To calculate enrichments from the counts files, run the fig_2cd-s3-s4-s5/fig_2cd-s3-s4-s5.ipynb
jupyter notebook.
The raw reads associated with this analysis are available as BioProject PRJNA646756. The samples are:
Accession | Sample |
---|---|
SRR12244639 | hA6_conv_1 |
SRR12244813 | hA6_comp_1 |
SRR12244638 | hA6_conv_2 |
SRR12244812 | hA6_comp_2 |
SRR12244629 | hA5_conv_1 |
SRR12244637 | hA5_comp_1 |
SRR12244628 | hA5_conv_2 |
SRR12244636 | hA5_comp_2 |
SRR12244543 | aA5A6_conv_1 |
SRR12244560 | aA5A6_comp_1 |
SRR12244542 | aA5A6_conv_2 |
SRR12244559 | aA5A6_comp_2 |
SRR12244562 | alt_conv_1 |
SRR12244584 | alt_comp_1 |
SRR12244561 | alt_conv_2 |
SRR12244583 | alt_comp_2 |
Calculate the the number of time each peptide is seen in the relavent .fastq.gz
file using hops_count
. This script applies some quality control:
- Is the sequence translatable in-frame, without stops or nonsensical codons?

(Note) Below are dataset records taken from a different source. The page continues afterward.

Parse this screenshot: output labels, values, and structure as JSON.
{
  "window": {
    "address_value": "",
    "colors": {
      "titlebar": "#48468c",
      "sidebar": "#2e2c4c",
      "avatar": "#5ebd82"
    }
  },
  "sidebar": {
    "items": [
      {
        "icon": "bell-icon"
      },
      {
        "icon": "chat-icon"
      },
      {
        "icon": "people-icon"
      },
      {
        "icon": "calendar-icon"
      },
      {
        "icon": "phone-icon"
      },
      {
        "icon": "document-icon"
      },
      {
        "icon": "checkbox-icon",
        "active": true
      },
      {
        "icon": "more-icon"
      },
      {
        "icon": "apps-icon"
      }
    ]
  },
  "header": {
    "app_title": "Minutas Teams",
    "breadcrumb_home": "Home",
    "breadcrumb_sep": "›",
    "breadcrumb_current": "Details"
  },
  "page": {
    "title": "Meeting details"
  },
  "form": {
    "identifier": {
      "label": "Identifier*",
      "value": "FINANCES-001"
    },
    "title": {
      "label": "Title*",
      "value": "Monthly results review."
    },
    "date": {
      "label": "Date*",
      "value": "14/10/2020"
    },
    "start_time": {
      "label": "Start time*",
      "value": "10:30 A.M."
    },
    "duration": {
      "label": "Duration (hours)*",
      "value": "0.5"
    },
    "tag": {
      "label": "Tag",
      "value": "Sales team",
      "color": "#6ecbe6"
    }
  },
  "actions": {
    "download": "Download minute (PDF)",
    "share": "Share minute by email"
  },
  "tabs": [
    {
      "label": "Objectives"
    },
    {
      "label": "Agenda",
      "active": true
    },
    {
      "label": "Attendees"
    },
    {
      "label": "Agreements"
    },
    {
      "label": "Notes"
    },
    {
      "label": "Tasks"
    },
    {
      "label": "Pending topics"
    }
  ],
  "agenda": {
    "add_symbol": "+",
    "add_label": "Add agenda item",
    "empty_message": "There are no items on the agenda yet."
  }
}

- Is the average PHRED score above a cutoff (15 as we ran the analysis)?
- Is the flanking phage region correct to within one base across the whole sequence?
hops_count hA5.fastq.gz -o hA5.counts
Each figure directory contains data files, jupyter notebooks, and scripts necessary to reproduce the indicated figures.